Calculate water turbidity index (WTI) from Sentinel-2

Written by Men Vuthy, 2022


Objective

  • Vizualize SWIR composite image of Chaktomuk river in 2021 in Phnom Penh.

  • Calculate water turbidity index.

  • Export WTI image.

Dataset

Sentinel-2 is a wide-swath, high-resolution, multi-spectral imaging mission supporting Copernicus Land Monitoring studies, including the monitoring of vegetation, soil and water cover, as well as observation of inland waterways and coastal areas. The assets contain 12 UINT16 spectral bands representing SR scaled by 10000 (unlike in L1 data, there is no B10).

ERA5 Climate Reanalysis

Code

1. Visualize dataset

Sentinel-2 image can be visualized using the code snippet below:

// Set the area of interest
var roi = ee.Geometry.Polygon([[[104.90218375201758, 11.577174953667186],
                        [104.90218375201758, 11.533783997142853],
                        [104.99350760455664, 11.533783997142853],
                        [104.99350760455664, 11.577174953667186]]], null, false);

// Create function to mask cloud in Sentinel-2 images
function maskS2clouds(image) {
var qa = image.select('QA60');

// Bits 10 and 11 are clouds and cirrus, respectively.
var cloudBitMask = 1 << 10;
var cirrusBitMask = 1 << 11;

// Both flags should be set to zero, indicating clear conditions.
var mask = qa.bitwiseAnd(cloudBitMask).eq(0)
    .and(qa.bitwiseAnd(cirrusBitMask).eq(0));

return image.updateMask(mask).divide(10000);
}

// Load Sentinel-2 images
var dataset = ee.ImageCollection('COPERNICUS/S2_SR')
                .filterDate('2020-01-01', '2020-01-30')
                // Pre-filter to get less cloudy granules.
                .filter(ee.Filter.lt('CLOUDY_PIXEL_PERCENTAGE',10))
                .map(maskS2clouds);

// Clip images to area boundary
var roi_image = dataset.mean().clip(roi)

// Set visualization
var visualization = {
min: 0.0,
max: 0.3,
bands: ['B12', 'B8', 'B4'],
};

// Set center for zooming
Map.centerObject(roi, 14)

// Add layer to map
Map.addLayer(roi_image, visualization, 'SWIR_image');
../../../_images/SWIR-image-chaktomuk-river.png

2. Calculate water turbidity index.

Water turbidity index (WTI) based on multispectral images was developed and tested at Kushiro Mire, eastern Hokkaido, Japan [1]. The WTI was adopted by Gaëtan Lefebvre et al. 2019 [2] and the formula was derived as follows:

\[WTI = 0.91 * Red + 0.43 * NIR\]

Here, I applied this formula in GEE to calculate water turbidity index using Sentinel-2 images.

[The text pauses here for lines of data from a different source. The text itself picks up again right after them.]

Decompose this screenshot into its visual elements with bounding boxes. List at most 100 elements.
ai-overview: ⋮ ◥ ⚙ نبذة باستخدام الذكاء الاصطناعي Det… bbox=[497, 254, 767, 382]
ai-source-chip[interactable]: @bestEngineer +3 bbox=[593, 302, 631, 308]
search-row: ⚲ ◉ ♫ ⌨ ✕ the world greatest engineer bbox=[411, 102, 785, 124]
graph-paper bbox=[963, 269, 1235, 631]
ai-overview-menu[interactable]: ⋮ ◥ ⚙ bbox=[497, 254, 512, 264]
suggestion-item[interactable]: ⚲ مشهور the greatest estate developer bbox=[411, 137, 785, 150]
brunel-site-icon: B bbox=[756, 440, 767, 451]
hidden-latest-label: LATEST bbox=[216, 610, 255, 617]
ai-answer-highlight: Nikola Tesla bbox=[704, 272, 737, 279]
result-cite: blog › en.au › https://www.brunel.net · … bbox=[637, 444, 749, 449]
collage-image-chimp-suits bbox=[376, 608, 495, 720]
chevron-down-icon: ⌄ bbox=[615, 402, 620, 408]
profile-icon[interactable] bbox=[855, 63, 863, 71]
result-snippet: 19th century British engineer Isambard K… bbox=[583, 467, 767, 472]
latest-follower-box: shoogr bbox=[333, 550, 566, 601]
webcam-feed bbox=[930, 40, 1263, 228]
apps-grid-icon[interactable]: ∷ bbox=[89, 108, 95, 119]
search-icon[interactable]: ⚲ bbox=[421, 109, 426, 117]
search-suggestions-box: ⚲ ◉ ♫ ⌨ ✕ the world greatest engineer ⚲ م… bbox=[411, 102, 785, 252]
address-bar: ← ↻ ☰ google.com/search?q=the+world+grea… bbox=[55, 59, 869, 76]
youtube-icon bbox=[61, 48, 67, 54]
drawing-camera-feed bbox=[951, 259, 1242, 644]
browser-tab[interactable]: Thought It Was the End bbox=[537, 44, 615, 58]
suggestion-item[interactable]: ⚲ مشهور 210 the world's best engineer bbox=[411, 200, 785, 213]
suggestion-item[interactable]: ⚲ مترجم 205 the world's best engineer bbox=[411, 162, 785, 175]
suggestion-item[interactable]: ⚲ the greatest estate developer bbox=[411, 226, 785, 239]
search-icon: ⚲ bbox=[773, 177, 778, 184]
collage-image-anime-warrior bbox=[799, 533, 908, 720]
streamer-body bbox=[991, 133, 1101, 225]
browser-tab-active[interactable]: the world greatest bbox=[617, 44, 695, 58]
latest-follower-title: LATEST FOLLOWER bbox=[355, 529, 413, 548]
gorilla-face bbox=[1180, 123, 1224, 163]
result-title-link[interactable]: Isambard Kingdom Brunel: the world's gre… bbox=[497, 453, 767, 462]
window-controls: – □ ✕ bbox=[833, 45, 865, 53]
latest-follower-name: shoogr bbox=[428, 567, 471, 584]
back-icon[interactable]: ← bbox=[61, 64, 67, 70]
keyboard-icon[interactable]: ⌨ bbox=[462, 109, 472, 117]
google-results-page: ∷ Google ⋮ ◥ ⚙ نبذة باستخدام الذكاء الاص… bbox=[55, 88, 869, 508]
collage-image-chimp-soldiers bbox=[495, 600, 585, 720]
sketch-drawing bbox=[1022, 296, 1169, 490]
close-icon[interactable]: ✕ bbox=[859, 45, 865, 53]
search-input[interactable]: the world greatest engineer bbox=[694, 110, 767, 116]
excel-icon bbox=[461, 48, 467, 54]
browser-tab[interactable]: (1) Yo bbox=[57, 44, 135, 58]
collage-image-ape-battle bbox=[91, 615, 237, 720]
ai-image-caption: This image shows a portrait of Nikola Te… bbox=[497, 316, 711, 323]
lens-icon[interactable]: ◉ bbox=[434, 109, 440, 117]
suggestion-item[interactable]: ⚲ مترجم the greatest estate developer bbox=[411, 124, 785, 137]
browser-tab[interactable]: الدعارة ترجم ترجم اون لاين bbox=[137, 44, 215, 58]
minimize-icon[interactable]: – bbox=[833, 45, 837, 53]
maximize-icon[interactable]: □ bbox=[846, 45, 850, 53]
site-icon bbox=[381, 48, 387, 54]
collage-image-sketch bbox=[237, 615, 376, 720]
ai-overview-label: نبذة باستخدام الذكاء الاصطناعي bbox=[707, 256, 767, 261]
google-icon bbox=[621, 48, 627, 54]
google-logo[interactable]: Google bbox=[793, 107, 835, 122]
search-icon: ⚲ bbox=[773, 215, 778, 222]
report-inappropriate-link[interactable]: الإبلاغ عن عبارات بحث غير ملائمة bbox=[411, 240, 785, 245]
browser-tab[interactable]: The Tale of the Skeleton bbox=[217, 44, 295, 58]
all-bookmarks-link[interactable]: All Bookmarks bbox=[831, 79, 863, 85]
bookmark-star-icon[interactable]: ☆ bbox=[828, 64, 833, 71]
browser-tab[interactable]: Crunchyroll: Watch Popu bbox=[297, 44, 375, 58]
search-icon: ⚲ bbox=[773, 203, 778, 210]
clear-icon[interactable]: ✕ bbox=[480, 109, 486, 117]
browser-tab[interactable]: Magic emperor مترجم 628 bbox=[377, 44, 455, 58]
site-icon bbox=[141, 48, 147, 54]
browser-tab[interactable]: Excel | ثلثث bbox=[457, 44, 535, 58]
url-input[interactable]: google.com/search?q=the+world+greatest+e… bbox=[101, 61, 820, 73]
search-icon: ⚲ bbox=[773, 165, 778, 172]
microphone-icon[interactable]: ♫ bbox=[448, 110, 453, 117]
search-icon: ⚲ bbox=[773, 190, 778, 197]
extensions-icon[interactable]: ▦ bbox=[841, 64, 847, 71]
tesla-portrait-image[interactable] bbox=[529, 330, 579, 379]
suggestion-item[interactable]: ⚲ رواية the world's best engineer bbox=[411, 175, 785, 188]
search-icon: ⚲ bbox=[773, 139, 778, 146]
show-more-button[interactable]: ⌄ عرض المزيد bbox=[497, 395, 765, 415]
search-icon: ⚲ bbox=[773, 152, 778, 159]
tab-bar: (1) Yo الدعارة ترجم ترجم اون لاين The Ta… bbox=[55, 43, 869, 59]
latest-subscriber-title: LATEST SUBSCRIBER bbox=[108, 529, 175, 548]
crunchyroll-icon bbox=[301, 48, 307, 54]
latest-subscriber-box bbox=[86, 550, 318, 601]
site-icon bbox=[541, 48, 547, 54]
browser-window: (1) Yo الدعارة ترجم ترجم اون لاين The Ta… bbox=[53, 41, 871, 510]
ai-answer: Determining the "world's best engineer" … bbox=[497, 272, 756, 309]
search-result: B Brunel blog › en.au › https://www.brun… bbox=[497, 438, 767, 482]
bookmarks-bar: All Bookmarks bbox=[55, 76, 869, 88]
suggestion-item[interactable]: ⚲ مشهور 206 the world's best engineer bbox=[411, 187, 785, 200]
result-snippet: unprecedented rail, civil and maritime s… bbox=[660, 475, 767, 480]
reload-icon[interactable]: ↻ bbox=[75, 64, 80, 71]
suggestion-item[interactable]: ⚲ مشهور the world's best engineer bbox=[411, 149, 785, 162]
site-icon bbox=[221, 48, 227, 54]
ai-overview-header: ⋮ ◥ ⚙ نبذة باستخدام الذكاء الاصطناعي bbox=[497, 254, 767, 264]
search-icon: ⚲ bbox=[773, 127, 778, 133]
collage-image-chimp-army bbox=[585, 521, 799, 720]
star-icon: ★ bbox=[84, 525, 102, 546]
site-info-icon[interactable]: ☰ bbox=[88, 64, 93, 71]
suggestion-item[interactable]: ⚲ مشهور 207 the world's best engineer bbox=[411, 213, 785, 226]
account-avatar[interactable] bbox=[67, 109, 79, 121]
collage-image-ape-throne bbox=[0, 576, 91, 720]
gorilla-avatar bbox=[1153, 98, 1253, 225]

// Create fuction to calculate water turbidity index
var addWTI = function wti(image){
var wt = image.expression('0.91 * RED + 0.43 * NIR', {
    'RED': image.select('B4'),
    'NIR':image.select('B8')}).rename('WTI');

return image.addBands(wt);
};

// Calculate water turbidity index
var turbidity = addWTI(roi_image).select('WTI');

// Set visualization
var visualization_wti = {
min: 0.0,
max: 0.2,
palette: ['green','white', 'blue'],
};

// Add layer to map
Map.addLayer(turbidity, visualization_wti, 'Turbidity');
../../../_images/wti-image.png

3. Export WTI image

By running below snippet, the Tasks tab will appear a Run button. After clicking that button, the turbidity image of Chaktomuk river will be stored in your google drive.

// Export image to google drive
Export.image.toDrive({
image: turbidity,
description: 'Turbidity',
fileFormat: 'GeoTIFF',
scale: 10,
region: roi
});

Reference

  • [1] Kameyama, S., Yamagata, Y., Nakamura, F., & Kaneko, M. (2001). Development of WTI and turbidity estimation model using SMA—application to Kushiro Mire, eastern Hokkaido, Japan. Remote Sensing of Environment, 77(1), 1-9.

  • [2] Lefebvre, G., Davranche, A., Willm, L., Campagna, J., Redmond, L., Merle, C., … & Poulin, B. (2019). Introducing WIW for detecting the presence of water in wetlands with landsat and sentinel satellites. Remote sensing, 11(19), 2210.